Der Senat weist darauf hin, dass er den Bescheid vom 25. Juni 2015 nicht aufgehoben hat, da er die Kompetenz dazu im einstweiligen Verfahren nicht hat. Falls der Antragsteller den Bescheid vom 25. Juni 2015 bindend werden lässt (Widerspruch nicht einlegt) entfällt die Wirkung dieses Beschlusses, da dann kein einstweilig zu regelndes Rechtsverhältnis zwischen den Beteiligten (mehr) besteht.

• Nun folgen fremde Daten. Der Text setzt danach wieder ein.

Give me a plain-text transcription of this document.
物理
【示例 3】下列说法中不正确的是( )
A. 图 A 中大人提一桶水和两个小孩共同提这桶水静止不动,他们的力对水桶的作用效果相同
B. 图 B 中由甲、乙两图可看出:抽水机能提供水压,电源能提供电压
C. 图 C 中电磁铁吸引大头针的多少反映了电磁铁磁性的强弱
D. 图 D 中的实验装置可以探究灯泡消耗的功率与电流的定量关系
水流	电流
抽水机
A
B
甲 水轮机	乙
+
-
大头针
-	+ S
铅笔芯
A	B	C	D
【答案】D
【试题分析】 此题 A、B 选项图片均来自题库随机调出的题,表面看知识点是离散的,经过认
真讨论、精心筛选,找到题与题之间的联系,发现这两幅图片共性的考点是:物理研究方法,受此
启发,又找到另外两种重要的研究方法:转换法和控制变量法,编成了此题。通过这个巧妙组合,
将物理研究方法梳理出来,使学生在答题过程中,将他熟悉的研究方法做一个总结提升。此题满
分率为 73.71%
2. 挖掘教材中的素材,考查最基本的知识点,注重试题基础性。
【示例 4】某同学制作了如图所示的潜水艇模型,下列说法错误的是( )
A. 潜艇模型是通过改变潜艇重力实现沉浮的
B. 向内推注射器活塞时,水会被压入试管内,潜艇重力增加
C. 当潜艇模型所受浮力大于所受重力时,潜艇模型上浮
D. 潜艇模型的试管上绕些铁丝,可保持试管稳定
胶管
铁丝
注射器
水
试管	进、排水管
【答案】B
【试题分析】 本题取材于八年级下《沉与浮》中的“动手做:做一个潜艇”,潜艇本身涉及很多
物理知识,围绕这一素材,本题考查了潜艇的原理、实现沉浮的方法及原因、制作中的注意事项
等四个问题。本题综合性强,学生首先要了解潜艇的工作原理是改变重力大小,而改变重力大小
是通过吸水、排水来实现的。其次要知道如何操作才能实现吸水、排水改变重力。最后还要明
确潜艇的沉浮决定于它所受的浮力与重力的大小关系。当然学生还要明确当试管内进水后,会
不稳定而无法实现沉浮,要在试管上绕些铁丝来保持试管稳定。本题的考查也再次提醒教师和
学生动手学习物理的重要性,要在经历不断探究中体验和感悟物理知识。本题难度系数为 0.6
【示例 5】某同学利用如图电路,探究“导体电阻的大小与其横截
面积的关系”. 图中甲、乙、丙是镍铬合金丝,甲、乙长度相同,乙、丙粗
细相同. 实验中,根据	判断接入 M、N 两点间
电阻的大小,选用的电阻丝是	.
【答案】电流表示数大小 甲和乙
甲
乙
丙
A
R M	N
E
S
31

Soweit der Antragsgegner mit diesem Beschuss zur Neubescheidung verpflichtet wird, betrifft die von ihm zu treffende Regelung nach allgemeinen Grundsätzen (vgl dazu (für pflichtige Geldleistungsansprüche) Senatsurteil vom 11. November 2009 – L 10 AS 1801/09 –, juris RdNr 19; Happ in Eyermann, VwGO, 14. Auflage 2014, RdNr 66d zu § 123; für den vorliegenden Zusammenhang Funke-Kaiser in Bader/Funke-Kaiser/Stuhlfauth/von Albedyll, aaO) die Zwischenzeit bis zum Abschluss der Hauptsache, sofern ein solches Verfahren geführt wird und der Antragsgegner seinen Bescheid vom 25. Juni 2015 "verteidigt" bzw dieser Bescheid bindend wird.

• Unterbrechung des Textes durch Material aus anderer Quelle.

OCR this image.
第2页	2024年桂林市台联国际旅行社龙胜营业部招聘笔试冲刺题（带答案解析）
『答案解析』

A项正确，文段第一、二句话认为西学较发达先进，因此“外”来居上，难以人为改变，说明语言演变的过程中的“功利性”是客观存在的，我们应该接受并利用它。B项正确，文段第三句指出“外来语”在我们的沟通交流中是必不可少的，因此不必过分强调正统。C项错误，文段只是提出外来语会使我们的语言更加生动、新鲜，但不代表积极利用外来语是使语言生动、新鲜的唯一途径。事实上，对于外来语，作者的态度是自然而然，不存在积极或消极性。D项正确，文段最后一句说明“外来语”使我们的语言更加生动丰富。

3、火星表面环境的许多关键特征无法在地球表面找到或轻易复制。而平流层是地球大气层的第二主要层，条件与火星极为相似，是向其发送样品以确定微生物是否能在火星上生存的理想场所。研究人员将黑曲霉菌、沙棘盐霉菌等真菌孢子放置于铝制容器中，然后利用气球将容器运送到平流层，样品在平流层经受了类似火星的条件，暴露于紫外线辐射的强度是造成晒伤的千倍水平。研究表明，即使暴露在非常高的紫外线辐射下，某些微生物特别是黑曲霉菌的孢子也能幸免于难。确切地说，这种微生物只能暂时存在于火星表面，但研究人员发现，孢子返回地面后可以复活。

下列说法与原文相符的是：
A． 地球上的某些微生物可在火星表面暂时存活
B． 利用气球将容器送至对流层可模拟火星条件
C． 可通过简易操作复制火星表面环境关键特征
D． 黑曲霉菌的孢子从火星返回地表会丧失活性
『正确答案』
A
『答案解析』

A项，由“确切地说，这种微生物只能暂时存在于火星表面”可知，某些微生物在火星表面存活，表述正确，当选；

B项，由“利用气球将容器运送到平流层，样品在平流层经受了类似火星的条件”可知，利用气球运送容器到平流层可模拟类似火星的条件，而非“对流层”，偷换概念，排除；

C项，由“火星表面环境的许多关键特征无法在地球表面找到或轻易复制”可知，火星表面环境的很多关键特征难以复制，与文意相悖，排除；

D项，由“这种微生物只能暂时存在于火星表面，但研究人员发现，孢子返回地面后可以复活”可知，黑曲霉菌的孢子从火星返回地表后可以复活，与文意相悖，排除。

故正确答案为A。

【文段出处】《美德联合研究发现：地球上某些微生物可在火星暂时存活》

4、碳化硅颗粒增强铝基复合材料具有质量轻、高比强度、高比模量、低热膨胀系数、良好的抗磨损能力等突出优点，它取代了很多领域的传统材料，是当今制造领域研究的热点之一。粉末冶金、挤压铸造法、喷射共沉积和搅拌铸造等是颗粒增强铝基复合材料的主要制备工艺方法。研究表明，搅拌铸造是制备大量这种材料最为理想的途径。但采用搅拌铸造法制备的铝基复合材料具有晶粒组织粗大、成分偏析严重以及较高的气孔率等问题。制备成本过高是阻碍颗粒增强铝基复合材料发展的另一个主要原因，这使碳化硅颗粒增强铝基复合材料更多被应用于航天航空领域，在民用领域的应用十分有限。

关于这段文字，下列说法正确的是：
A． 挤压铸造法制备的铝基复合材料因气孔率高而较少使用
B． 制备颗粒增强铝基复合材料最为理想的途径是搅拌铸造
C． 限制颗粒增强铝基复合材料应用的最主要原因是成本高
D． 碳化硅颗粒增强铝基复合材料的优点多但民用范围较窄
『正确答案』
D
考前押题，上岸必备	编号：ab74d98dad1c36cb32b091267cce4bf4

Die Beschwerde war zurückzuweisen, soweit der Antragsteller die unmittelbare Verpflichtung des Antragsgegner zur Darlehensgewährung nach § 22 Abs 8 SGB II begehrt, da es – wie dargelegt – an den tatbestandlichen Voraussetzungen des § 22 Abs 8 Satz 2 SGB II bzw – was § 22 Abs 8 Satz 1 SGB II betrifft – an den Voraussetzungen einer "Ermessensreduzierung auf Null" fehlt.

Die Kostenentscheidung beruht auf § 193 SGG.

Dieser Beschluss ist nicht mit einer Beschwerde an das BSG anfechtbar (§ 177 SGG).